Отправимся в безвозвратное путешествие – на поиски стрекоз, летавших некогда с жесткими, странно прозрачными, переливающимися геликоптерными крыльями в солнечном свете – над речками – в детстве, на даче под Москвой.

О, этот дачный звук преодолевающего глубокие лужи грузовика с вещами, “полуторки”.

Солнечный жаркий день и запах горячего клубничного варенья.

И теплый грибной дух – большого, вкусного грибного варева – лета – дух, как будто прикасающийся к тебе добрыми влажными руками – дачи – лета – семьи.

И как всегда, долгий, однообразный и шумный дождь за дачным окном делает жизнь более домашней, более семейной.

Звук дождя ночью в детстве.

Тихо проснуться в середине ночи и услышать дождь. Улыбнуться тому, что скоро будет громкое утро, солнце, мокрая трава, босые ноги… И снова – заснуть.

То единственное, неповторимое, дачное, подмосковное, что солнечно-светлой, зыбкой аурой окружало речные пляжи, волейбольные площадки и пятачки перед пахнущими керосином и дешевым печеньем магазинами, что слышалось в голосах, перекличках и смехе, в шуршании велосипедных шин по дорожкам, усыпанным хвоей, и шаркании подошв по доскам танцевального круга, что чувствовалось на запах, цвет и вкус, что было, да сплыло.

Деревянная веранда, вся застекленная, с фонарем, вечернее солнце, и флоксы, флоксы, флоксы – имя: флоксы, отчасти похожее на табличку врача-отоларинголога, – запах флоксов и медленный, густой, низко и тяжко стелющийся над теплой и сырой вечерней землей белый – молочный, туманный – запах табака.


Помню с невероятной ясностью, как вечером в дачной местности Загорянка мой двоюродный брат, красавец Женя Дмитриев, тогда еще юноша, нес меня на дачу, после того как меня помыли где-то на другой даче, потому что у нас, видимо, не было для этого теплой воды.

Помню даже ощущение восторга, когда я, сидя у него верхом на шее, касаюсь босыми ножками его груди и держусь за черноволосую голову… И при этом я как будто смотрю со стороны на это освещенное дачным электричеством мгновение подмосковной жизни 46-го года.

Чудеса, да и только.

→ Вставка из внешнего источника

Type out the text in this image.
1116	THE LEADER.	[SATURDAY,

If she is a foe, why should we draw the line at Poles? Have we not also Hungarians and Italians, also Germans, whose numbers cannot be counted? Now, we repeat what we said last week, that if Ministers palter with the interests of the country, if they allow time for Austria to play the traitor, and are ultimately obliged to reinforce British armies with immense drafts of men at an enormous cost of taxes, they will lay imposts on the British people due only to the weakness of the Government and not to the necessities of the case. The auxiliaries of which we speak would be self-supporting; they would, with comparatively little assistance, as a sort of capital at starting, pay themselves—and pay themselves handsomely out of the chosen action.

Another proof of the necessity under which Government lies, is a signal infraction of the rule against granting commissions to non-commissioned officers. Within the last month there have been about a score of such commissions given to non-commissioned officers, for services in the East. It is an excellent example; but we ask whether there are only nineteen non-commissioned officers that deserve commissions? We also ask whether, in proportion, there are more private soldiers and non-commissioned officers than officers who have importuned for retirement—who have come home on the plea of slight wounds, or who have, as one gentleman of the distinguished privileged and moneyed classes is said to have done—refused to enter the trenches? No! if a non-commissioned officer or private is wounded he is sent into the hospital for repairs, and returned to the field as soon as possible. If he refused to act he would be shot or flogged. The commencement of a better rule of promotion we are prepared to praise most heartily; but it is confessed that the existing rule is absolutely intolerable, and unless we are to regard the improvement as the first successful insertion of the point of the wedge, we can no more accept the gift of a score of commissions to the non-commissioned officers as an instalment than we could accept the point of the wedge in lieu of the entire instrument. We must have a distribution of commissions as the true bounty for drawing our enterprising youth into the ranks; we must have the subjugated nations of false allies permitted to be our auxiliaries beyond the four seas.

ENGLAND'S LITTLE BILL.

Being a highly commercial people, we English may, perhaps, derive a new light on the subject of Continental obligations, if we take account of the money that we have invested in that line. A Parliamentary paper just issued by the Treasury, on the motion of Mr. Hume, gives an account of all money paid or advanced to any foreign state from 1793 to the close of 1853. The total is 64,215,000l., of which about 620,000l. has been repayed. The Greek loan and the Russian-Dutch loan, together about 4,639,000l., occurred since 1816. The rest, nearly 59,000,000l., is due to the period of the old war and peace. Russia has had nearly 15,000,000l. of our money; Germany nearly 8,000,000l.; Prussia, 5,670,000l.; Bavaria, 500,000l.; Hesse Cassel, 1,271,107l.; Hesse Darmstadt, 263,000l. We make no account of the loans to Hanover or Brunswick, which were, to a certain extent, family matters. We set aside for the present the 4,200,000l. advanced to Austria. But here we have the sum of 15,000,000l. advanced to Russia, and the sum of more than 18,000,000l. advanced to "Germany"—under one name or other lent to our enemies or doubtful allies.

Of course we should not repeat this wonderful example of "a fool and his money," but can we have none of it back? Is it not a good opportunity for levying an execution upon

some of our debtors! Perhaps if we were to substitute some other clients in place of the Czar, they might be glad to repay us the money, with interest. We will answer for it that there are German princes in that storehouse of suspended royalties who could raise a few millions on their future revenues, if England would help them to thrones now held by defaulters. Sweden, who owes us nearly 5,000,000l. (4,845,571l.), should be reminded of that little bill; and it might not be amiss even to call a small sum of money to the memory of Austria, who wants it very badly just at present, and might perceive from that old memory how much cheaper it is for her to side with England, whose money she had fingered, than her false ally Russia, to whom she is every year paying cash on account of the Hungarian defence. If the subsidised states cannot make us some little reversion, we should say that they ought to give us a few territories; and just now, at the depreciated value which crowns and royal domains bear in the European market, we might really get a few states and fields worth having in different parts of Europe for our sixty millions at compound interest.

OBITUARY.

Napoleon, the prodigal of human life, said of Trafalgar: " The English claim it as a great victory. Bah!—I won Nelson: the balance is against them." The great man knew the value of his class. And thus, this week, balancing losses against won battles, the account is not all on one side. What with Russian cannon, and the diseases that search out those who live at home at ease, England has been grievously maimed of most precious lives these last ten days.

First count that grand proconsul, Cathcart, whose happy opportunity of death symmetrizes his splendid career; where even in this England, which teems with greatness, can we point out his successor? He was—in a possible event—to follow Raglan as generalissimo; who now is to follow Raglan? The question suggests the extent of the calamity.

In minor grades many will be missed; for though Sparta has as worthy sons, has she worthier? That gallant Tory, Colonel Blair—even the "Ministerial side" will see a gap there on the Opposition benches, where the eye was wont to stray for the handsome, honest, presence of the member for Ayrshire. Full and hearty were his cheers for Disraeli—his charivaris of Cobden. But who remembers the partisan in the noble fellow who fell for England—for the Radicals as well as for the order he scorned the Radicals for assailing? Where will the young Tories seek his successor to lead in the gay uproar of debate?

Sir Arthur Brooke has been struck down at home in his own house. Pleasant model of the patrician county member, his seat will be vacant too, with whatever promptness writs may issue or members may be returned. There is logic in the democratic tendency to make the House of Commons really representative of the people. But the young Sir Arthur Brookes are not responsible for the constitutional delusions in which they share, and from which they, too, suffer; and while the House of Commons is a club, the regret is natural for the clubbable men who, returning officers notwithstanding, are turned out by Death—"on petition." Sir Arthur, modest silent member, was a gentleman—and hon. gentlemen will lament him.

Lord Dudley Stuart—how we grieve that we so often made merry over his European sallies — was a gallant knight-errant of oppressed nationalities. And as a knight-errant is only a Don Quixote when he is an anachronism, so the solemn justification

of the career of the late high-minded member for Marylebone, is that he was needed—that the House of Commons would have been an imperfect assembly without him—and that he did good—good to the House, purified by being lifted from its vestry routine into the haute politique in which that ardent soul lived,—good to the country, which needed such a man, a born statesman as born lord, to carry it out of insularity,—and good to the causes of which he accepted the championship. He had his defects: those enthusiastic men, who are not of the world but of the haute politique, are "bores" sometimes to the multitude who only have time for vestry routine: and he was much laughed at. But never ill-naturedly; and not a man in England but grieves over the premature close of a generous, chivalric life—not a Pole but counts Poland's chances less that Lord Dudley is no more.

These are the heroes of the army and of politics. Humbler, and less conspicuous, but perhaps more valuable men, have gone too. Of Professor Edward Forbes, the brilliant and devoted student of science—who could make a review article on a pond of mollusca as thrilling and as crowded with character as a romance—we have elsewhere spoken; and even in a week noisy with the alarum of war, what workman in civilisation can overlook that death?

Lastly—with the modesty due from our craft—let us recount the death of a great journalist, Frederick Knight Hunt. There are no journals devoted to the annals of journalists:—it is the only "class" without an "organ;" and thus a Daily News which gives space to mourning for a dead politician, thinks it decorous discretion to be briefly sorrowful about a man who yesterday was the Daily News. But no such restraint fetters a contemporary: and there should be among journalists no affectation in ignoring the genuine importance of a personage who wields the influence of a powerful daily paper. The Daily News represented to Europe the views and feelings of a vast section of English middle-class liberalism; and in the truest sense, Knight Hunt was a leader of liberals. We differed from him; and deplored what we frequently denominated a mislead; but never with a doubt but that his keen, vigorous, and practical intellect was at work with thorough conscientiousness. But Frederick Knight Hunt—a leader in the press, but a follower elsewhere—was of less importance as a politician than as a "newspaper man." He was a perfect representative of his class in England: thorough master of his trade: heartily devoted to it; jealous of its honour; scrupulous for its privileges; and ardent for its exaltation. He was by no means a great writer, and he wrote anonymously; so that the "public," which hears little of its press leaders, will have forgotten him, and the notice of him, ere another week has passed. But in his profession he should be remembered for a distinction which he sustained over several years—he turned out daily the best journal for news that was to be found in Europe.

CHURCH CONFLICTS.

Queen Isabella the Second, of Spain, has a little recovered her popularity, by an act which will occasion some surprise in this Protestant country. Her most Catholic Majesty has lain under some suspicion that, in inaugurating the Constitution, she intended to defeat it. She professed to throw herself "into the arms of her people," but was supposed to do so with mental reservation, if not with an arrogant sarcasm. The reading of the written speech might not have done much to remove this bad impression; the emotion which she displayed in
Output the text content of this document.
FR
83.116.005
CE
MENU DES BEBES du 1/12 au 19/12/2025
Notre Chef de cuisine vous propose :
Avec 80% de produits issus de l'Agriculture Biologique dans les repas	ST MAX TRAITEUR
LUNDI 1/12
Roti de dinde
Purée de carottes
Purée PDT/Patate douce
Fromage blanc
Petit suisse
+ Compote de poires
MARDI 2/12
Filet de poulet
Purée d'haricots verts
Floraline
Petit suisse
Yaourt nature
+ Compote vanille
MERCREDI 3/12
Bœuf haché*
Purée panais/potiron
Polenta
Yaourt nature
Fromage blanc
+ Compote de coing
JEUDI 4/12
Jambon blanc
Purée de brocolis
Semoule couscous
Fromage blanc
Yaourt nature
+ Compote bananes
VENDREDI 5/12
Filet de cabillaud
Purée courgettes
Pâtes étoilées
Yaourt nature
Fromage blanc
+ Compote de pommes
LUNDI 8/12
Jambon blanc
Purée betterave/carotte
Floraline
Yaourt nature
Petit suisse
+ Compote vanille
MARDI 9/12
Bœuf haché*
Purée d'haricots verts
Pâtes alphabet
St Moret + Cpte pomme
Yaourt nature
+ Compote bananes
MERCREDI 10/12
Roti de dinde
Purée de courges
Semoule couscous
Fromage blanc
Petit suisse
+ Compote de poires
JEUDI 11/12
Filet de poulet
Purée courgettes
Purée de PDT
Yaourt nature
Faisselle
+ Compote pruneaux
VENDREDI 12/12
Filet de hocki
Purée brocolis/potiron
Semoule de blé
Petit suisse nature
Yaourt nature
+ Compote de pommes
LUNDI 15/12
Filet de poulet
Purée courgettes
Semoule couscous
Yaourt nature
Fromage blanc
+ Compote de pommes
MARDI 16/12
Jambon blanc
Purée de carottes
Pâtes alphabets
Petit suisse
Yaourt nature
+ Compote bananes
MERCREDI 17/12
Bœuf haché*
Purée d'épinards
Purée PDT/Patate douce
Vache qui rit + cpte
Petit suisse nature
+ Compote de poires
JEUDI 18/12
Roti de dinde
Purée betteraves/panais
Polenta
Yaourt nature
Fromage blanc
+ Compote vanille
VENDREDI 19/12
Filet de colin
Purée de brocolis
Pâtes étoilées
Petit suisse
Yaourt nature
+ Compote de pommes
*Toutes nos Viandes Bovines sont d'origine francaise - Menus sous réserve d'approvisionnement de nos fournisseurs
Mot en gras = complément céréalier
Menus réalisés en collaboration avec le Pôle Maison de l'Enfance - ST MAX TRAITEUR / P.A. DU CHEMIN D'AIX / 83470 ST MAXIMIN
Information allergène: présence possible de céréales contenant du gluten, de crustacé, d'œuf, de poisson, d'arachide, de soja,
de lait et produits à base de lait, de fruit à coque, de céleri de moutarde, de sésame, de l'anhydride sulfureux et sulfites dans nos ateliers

Вдруг, сидя за компьютером, вспомнил – ощутил – летний день в деревне – мне семь лет… Внутреннее чувство, имеющее совершенно реальную, но неуловимую форму. Ведь было, было! И я был! Низко, в траве, под солнцем, на поляне… И какие-то ямки, колышки…

В середине лета – на даче – бывает такой желтый зеленый свет – цвет? – цветосвет – светоцвет… И он же – звук – светозвук – золотое гудение… И еще были вишни, все дерево в черных вишнях… В середине лета бывают спелые вишни? Все равно, тогда были. И еще была мама. И брат, подросток с голубыми глазами. В середине лета. В начале жизни.

Я еще помню… Но в тот момент, как я умру, эта линия памяти – часть памяти мировой – оборвется навсегда и безвозвратно.


А уж если уплывать, то не морем, да здравствует его красота, а по реке. Ведь и приплыл тоже – в эту жизнь – по реке. Голышом. Ранним утром. По неширокой деревенской речке в зеленых берегах и с очень чистой водой. Пусть и вода тоже, как и берега, будет зеленой от тихо падающей в нее хвои.

И просвечивающее сквозь черно-зеленую воду тельце, когда, отфыркиваясь и прижимая подбородок к груди, на которой всегда почему-то оставалась дорожка – бледная бородка – от ила и водорослей, – движениями рук, ног поддерживал себя на воде, чтобы смотреть в небо. А на склоне холма, над приречными кустами – дочерна прожженная земля: здесь палили только что зарезанную свинью, – и пьяные мужики говорили беззлобно: бежи, бежи к мамке.


Спи… утром будут подарки…

2010-й… Сплю…

Сколько же лет прошло с того утра, с того дня рождения, когда рядом с моей кроватью, на даче, лежала синяя шелковая рубаха и однотомник Гайдара? Днем была клубника с молоком, и должен был приехать – и не приехал – отец. Какой год? 45-й? Нет, скорее, 47-й…

А потом из этого вышел сценарий “Ожидание, или Деревенский футбол 49-го года” все с тем же моим Сашкой. Написанный мной для мосфильмовского объединения, которым руководил Юлий Яковлевич Райзман. Так и не поставленный сценарий. Правда, был опубликован в 86-м году после нашего 5-го съезда в “Альманахе киносценариев”.

Иногда я думаю: вот ведь несчастье, что “Ожидание” так никто и не поставил. А потом: а может, оно и лучше? Пусть останется только на бумаге. Целее будет.

Вдруг вспомнил, что у наших хозяев, у которых мы после войны снимали дачу в деревне Боброво – станция Бутово, Курская железная дорога, – на стене висела “картина”. На цветной олеографии было изображено достаточное дореволюционное село, добротные дома под красными крышами, красиво расположенные на чистой широкой улице, и хорошо одетые крестьяне. Один со снопом на плече, другой – ведущий под уздцы запряженную в телегу лошадку.

Хозяина, плотника и пчеловода, звали Василий Иванович, он был очень добрый, с большими седыми усами, и я подозревал, что он и есть Чапаев. Строгая с виду хозяйка Александра Ивановна была еще добрее.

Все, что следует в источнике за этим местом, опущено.